6. The method of claim 5, before obtaining the target word in the text to be predicted, further comprising:

training an original learning model based on a training text set, a target polyphone and at least two pronunciations of the target polyphone to obtain a target learning model, wherein the target learning model comprises a target generator and a target discriminator, the training text set comprises the target polyphone and a marked pronunciation, and the marked pronunciation is a pronunciation marked by the target polyphone in the training text set.

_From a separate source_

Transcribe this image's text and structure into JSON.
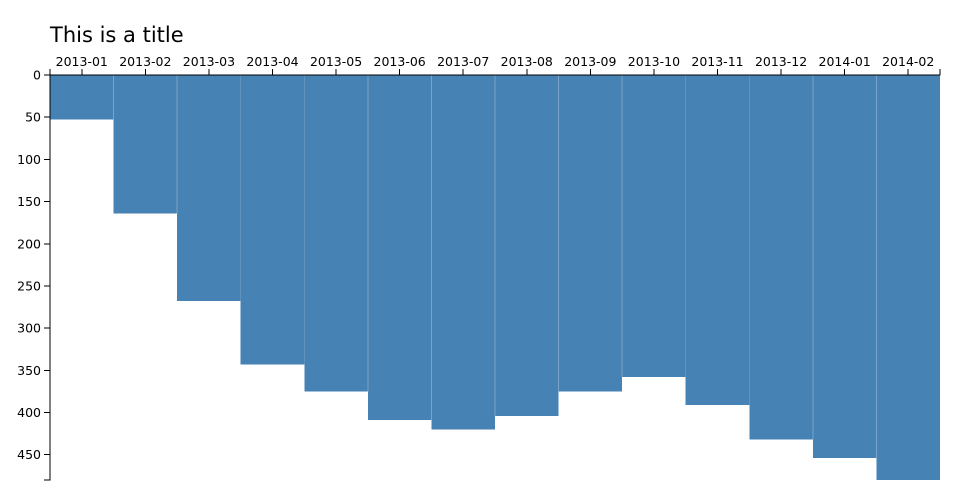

7. The method of claim 6, wherein the training an original learning model based on a set of training texts, a target polyphone and at least two pronunciations of the target polyphone to obtain a target learning model comprises:

and taking the first text and any training text as input contents of an original discriminator so that the original discriminator judges the truth of the first text and the training text until a first convention stop training condition is met to obtain a target learning model, wherein the target learning model comprises a target generator and a target discriminator.

8. The method of claim 7, wherein inputting the training vector, the target polyphone, and the labeled pronunciation as input conditions into a raw generator results in a target generator, comprising

9. An information processing apparatus comprising:

10. An electronic device, comprising: a memory, a processor;

wherein, the memory stores a processing program;

the processor is used for loading and executing the processing program stored in the memory so as to realize the steps of the information processing method according to any one of claims 1 to 8.